Polda Riau Bongkar Penyulingan Minyak Ilegal di Dumai

Polda Riau mengejar satu buron di balik sindikat pencurian dan penyulingan minyak mentah milik PT Chevron Pacific Indonesia (CPI). Sudah empat orang yang ditahan dalam kasus ini. Dalam kasus ini pelaku menyuling minyak mentah disuling menjadi solar dan bensin.

“Kita terus kejar satu DPO (daftar pencarian orang) itu.

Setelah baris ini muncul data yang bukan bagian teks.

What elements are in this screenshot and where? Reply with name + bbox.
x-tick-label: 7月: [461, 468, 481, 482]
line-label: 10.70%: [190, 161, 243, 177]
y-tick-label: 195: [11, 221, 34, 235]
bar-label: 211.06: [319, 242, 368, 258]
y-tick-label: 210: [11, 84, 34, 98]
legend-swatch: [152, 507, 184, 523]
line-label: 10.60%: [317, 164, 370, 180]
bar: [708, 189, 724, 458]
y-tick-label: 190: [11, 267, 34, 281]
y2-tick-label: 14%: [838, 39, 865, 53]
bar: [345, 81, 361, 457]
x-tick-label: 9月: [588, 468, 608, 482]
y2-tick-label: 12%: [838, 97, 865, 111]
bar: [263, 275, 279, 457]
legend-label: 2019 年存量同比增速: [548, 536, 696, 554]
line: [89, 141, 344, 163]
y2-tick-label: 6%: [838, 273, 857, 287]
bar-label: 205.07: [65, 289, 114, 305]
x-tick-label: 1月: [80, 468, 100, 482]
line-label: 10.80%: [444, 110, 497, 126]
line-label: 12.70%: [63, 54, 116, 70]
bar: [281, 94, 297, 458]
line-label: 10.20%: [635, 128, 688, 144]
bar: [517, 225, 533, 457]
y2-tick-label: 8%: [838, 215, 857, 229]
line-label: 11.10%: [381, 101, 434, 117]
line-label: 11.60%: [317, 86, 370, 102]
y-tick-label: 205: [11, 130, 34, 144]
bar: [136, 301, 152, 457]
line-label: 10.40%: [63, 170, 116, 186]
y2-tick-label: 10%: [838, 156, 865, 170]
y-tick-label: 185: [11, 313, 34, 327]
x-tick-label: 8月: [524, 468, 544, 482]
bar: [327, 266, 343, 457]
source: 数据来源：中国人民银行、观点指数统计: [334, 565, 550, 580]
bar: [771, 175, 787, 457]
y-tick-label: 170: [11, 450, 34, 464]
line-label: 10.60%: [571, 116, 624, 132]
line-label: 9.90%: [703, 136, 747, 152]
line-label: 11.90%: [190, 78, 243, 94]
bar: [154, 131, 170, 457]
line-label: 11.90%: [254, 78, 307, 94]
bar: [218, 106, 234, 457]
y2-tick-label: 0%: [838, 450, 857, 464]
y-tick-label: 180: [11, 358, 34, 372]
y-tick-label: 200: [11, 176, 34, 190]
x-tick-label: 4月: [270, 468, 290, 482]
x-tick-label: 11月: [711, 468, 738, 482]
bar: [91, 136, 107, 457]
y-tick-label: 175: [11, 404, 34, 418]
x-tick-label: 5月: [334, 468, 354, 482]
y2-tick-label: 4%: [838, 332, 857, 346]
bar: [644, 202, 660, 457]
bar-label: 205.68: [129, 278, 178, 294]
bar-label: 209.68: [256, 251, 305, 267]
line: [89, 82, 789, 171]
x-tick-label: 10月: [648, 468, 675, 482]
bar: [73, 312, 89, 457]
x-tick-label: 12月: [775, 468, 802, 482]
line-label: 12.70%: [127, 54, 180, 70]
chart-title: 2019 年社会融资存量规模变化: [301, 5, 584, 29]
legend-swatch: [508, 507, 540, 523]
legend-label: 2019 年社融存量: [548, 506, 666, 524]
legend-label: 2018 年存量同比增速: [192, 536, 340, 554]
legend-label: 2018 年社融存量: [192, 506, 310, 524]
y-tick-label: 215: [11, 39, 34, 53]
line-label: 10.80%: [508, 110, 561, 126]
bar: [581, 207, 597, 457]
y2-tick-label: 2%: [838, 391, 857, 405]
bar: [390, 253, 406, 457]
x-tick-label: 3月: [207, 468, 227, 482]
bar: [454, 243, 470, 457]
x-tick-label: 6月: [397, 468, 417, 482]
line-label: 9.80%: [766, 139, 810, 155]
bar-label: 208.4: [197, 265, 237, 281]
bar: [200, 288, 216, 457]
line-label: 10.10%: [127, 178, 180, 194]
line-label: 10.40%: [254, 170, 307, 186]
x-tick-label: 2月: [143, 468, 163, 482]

Juga terus melakukan penyelidikan mendalam terhadap pelaku lainnya di balik kegiatan ilegal ini,” kata Kapolda Riau Irjen Agung Imam Setya dalam keterangannya Senin (2027/2020).

TKP kasus ini terletak di Jalan Mataram Kelurahan Bukit Kayu Kapur Kecamatan Bukit Kapur Kota Dumai pada 2 Juli 2020 lalu. Saat itu ada empat tersangka yang langsung dibekuk.

Mereka adalah DA (58) berperan sebagai pengelola dan pengawas kegiatan, BS (27) dan JN (46) berperan sebagai pekerja, dan seorang penyuplai minyak mentah yakni AM (38) yang merupakan salah seorang karyawan PT Arthindo Utama yang merupakan Kontraktor CPI.

Barang bukti yang disita yakni 46 ton BBM yang terdiri dari 14 ton sudah jadi olahan solar. Minyak itu ditaruh di 15 baby tank . Lalu 32 ton minyak mentah di mana 12 ton di antaranya berada dalam tungku masak. Lalu ada 2 mesin isap, selang, 8 unit blower , 4 tungku pemasak minyak, dan satu unit mobil tangki merek Mitsubishi Fuso.

“Modus yang dilakukan AM adalah mengambil minyak hasil pembersihan sumur minyak. Minyak ini masih campuran minyak mentah yang bercampur dengan air dan lumpur (fluida). Selanjutnya fluida tersebut diangkut menggunakan truk tangki milik PT Arthindo Utama keluar dari Area PT CPI ,” urai Agung.

“Emas hitam” ini lalu dijual kepada AW yang buron seharga Rp 500 tiap liter. Ia selaku pemilik usaha penyulingan minyak mentah ini. Seharusnya fluida yang didapat dari hasil pembersihan dan perbaikan sumur minyak milik PT CPI dikembalikan kepada PT CPI melalui stasiun pengumpul.

Solar dan bensin hasil olahan ilegal tersebut dijemput langsung oleh pelanggan yang membeli minyak tersebut di lokasi penyulingan. Dari pengakuan mereka kegiatan ini baru berlangsung sejak awal 2020 namun polisi menduga ini sudah berlangsung selama dua tahun.

Polda Riau memang bertekad menyetop kasus sejenis. Pada 2019 lalu, ada 90 kasus pencurian minyak, kabel, dan pipa besi milik PT CPI. Untuk pencurian minyak ada 62 kasus, pencurian kabel 23 kasus, dan pencurian pipa 5 kasus.